Member of the House of Lords
- Lord Temporal
- as a hereditary peer 16 April 1941 – 11 November 1999
- Preceded by: The 3rd Earl of Kimberley
- Succeeded by: Seat abolished

Personal details
- Born: John Wodehouse 12 May 1924
- Died: 26 May 2002 (aged 78)
- Spouses: ; Diana Legh ​ ​(m. 1945; div. 1948)​ ; Carmel Dunnett ​ ​(m. 1949; div. 1952)​ ; Cynthia Westendarp ​ ​(m. 1953; div. 1961)​ ; Margaret Simons ​ ​(m. 1961; div. 1965)​ ; Gillian Ireland-Smith ​ ​(m. 1970; div. 1982)​ ; Jane Consett ​(m. 1982)​
- Children: John Wodehouse, 5th Earl of Kimberley; Hon. Edward Wodehouse; Hon. Henry Wodehouse; Hon. Charles Wodehouse;
- Parents: John Wodehouse, 3rd Earl of Kimberley; Margaret Irby;
- Education: Eton College; Magdalene College, Cambridge;
- Occupation: Peer, bobsledder
- Allegiance: United Kingdom
- Branch: British Army
- Service years: 1942–1945
- Rank: Lieutenant
- Unit: Guards Armoured Division
- Conflict: World War II

= John Wodehouse, 4th Earl of Kimberley =

British peer and politician

John Wodehouse, 4th Earl of Kimberley (12 May 1924 – 26 May 2002), styled Lord Wodehouse between 1932 and 1941, was an active British peer, and also a bobsled racer and Cresta member.

==Background and education==
Wodehouse was the son of John Wodehouse, then Lord Wodehouse (eldest son of the 2nd Earl of Kimberley), and Margaret Irby, and succeeded to the earldom in 1941 when his father was killed in an air raid.

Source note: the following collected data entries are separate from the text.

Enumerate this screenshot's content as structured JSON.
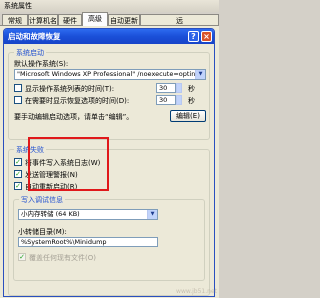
{
  "outer_window": {
    "title": "系统属性",
    "tabs": [
      {
        "label": "常规"
      },
      {
        "label": "计算机名"
      },
      {
        "label": "硬件"
      },
      {
        "label": "高级"
      },
      {
        "label": "自动更新"
      },
      {
        "label": "远"
      }
    ]
  },
  "dialog": {
    "title": "启动和故障恢复",
    "help_glyph": "?",
    "close_glyph": "×",
    "startup": {
      "group_label": "系统启动",
      "default_os_label": "默认操作系统(S):",
      "default_os_value": "\"Microsoft Windows XP Professional\" /noexecute=optin",
      "show_os_list_label": "显示操作系统列表的时间(T):",
      "show_os_list_value": "30",
      "show_recovery_label": "在需要时显示恢复选项的时间(D):",
      "show_recovery_value": "30",
      "seconds": "秒",
      "edit_hint": "要手动编辑启动选项，请单击“编辑”。",
      "edit_button": "编辑(E)"
    },
    "failure": {
      "group_label": "系统失败",
      "write_event_label": "将事件写入系统日志(W)",
      "send_alert_label": "发送管理警报(N)",
      "auto_restart_label": "自动重新启动(R)",
      "debug_group_label": "写入调试信息",
      "debug_select_value": "小内存转储 (64 KB)",
      "dump_dir_label": "小转储目录(M):",
      "dump_dir_value": "%SystemRoot%\\Minidump",
      "overwrite_label": "覆盖任何现有文件(O)"
    }
  },
  "watermark": "www.jb51.net"
}
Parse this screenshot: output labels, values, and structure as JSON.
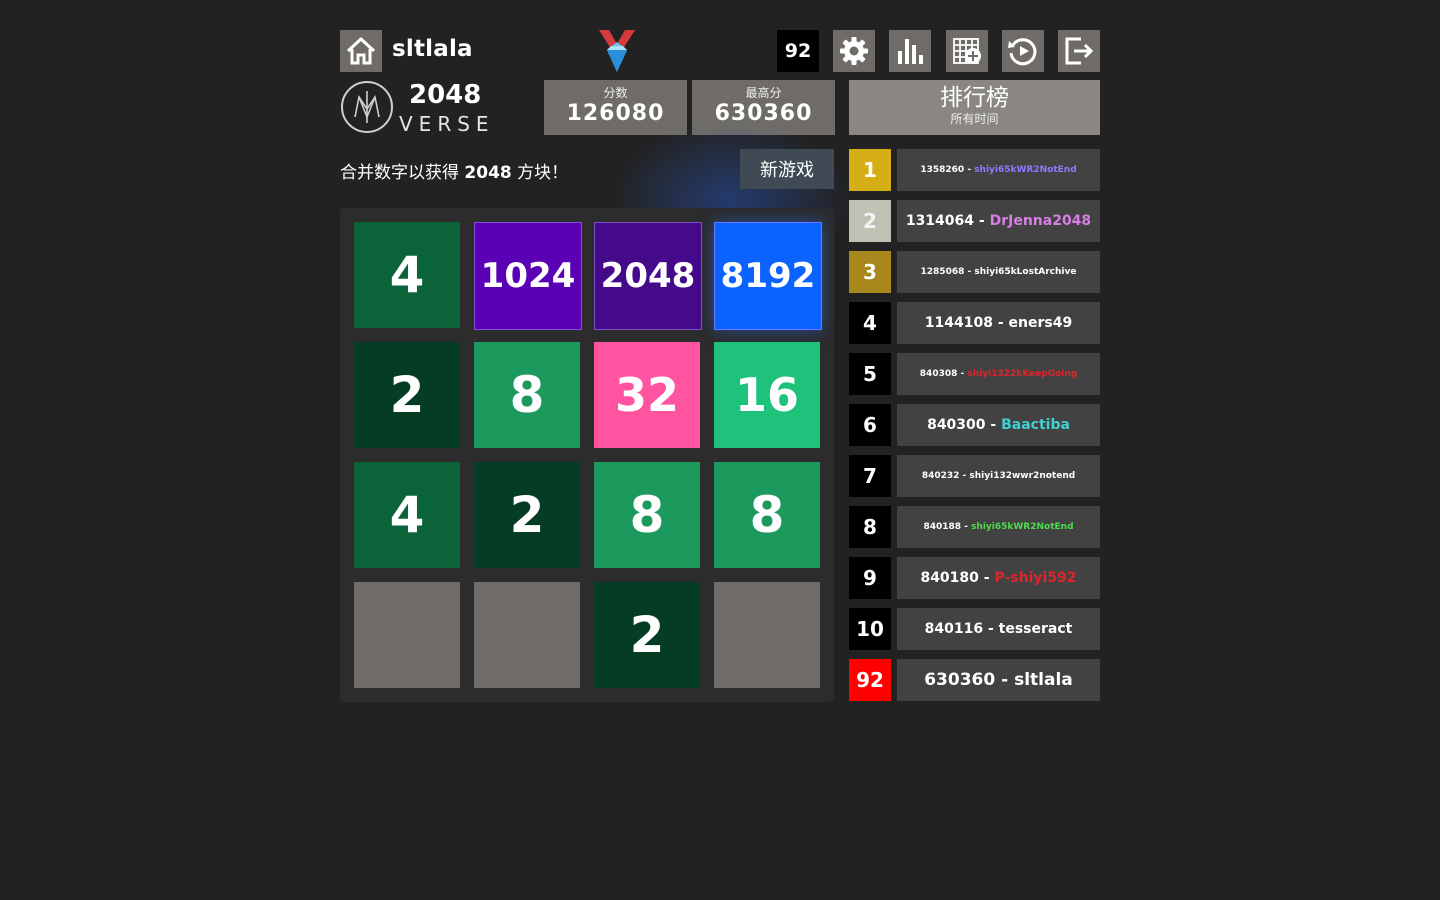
{
  "header": {
    "username": "sltlala",
    "rank_badge": "92",
    "icons": [
      "home-icon",
      "medal-icon",
      "settings-icon",
      "stats-icon",
      "add-board-icon",
      "replay-icon",
      "logout-icon"
    ]
  },
  "logo": {
    "title": "2048",
    "subtitle": "VERSE"
  },
  "scores": {
    "score_label": "分数",
    "score_value": "126080",
    "best_label": "最高分",
    "best_value": "630360"
  },
  "leaderboard_header": {
    "title": "排行榜",
    "period": "所有时间"
  },
  "instruction": {
    "before": "合并数字以获得 ",
    "bold": "2048",
    "after": " 方块！"
  },
  "new_game_label": "新游戏",
  "board": {
    "size": 4,
    "tiles": [
      [
        "4",
        "1024",
        "2048",
        "8192"
      ],
      [
        "2",
        "8",
        "32",
        "16"
      ],
      [
        "4",
        "2",
        "8",
        "8"
      ],
      [
        "",
        "",
        "2",
        ""
      ]
    ],
    "tile_colors": {
      "": "#6f6c67",
      "2": "#053d24",
      "4": "#0b6339",
      "8": "#1c9a5d",
      "16": "#1fc27a",
      "32": "#ff55a0",
      "1024": "#5a00b5",
      "2048": "#440a8a",
      "8192": "#0a63ff"
    }
  },
  "leaderboard": [
    {
      "rank": "1",
      "score": "1358260",
      "name": "shiyi65kWR2NotEnd",
      "rank_bg": "#d4ae14",
      "name_color": "#8a7cff",
      "small": true
    },
    {
      "rank": "2",
      "score": "1314064",
      "name": "DrJenna2048",
      "rank_bg": "#c0c0b4",
      "name_color": "#d77fe3",
      "small": false
    },
    {
      "rank": "3",
      "score": "1285068",
      "name": "shiyi65kLostArchive",
      "rank_bg": "#a8881c",
      "name_color": "#ffffff",
      "small": true
    },
    {
      "rank": "4",
      "score": "1144108",
      "name": "eners49",
      "rank_bg": "#000000",
      "name_color": "#ffffff",
      "small": false
    },
    {
      "rank": "5",
      "score": "840308",
      "name": "shiyi1322kKeepGoing",
      "rank_bg": "#000000",
      "name_color": "#e0242e",
      "small": true
    },
    {
      "rank": "6",
      "score": "840300",
      "name": "Baactiba",
      "rank_bg": "#000000",
      "name_color": "#3fd0d0",
      "small": false
    },
    {
      "rank": "7",
      "score": "840232",
      "name": "shiyi132wwr2notend",
      "rank_bg": "#000000",
      "name_color": "#ffffff",
      "small": true
    },
    {
      "rank": "8",
      "score": "840188",
      "name": "shiyi65kWR2NotEnd",
      "rank_bg": "#000000",
      "name_color": "#4bde4b",
      "small": true
    },
    {
      "rank": "9",
      "score": "840180",
      "name": "P-shiyi592",
      "rank_bg": "#000000",
      "name_color": "#e0242e",
      "small": false
    },
    {
      "rank": "10",
      "score": "840116",
      "name": "tesseract",
      "rank_bg": "#000000",
      "name_color": "#ffffff",
      "small": false
    },
    {
      "rank": "92",
      "score": "630360",
      "name": "sltlala",
      "rank_bg": "#ff0000",
      "name_color": "#ffffff",
      "small": false
    }
  ]
}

He was educated at Eton and Magdalene College, Cambridge, and served with the Grenadier Guards in the Guards Armoured Division in 1943–1945.

Wodehouse was the godson of the writer P. G. Wodehouse, a distant cousin (third cousins thrice removed), both being descended from Sir Armine Wodehouse, 5th Baronet.

==Personal life==
Lord Kimberley had the reputation of being Britain's most married peer, having married six times. His first marriage was on 27 October 1945 to Diana Evelyn Legh, daughter of Sir Piers Legh; they divorced in 1949. His next marriage was to Australian Carmel June Dunnett (née Maguire) on 9 February 1949. They had a son before divorcing in 1952:
- John Wodehouse, 5th Earl of Kimberley

Lord Kimberley's marriage was to Cynthia Westendarp (née Abdy Collins) on 15 September 1953, but they were divorced in 1961. Together they had two sons:
- Hon. Edward Abdy Wodehouse (born 29 May 1954)
- Hon. Henry Wyndham Wodehouse (born 26 April 1956); served in the Special Branch of the Metropolitan Police

His next marriage was to model Margaret Simons on 7 July 1961, but they were also divorced, in 1965. Wodehouse then wed Gillian Ireland-Smith on 8 August 1970. They divorced in 1982, so that he could marry Sarah 'Jane' Hope Consett, daughter of Lieutenant-Colonel A. P. Consett, DSO, MC, Grenadier Guards, on 20 August 1982. This marriage lasted for the remainder of his life.

==Politics==
Lord Kimberley was the Vice-President of the World Council on Alcoholism, an Associate of the Royal Aeronautical Society, and sometime Liberal Spokesman on Aerospace, Defence and Voluntary Community Services in the House of Lords. However, in 1979 he joined the Conservative Party. He was a long-standing member of the House of Lords All-Party Defence Group (Hon.Secretary from 1978) and became U.K. delegate to the North Atlantic Assembly from 1981. From that year he was a member of the Air League Council. He was a member of the Association of Conservative Peers, of the British Maritime League Council, the Royal United Services Institute, the Institute for Strategic Studies and the British Atlantic Committee.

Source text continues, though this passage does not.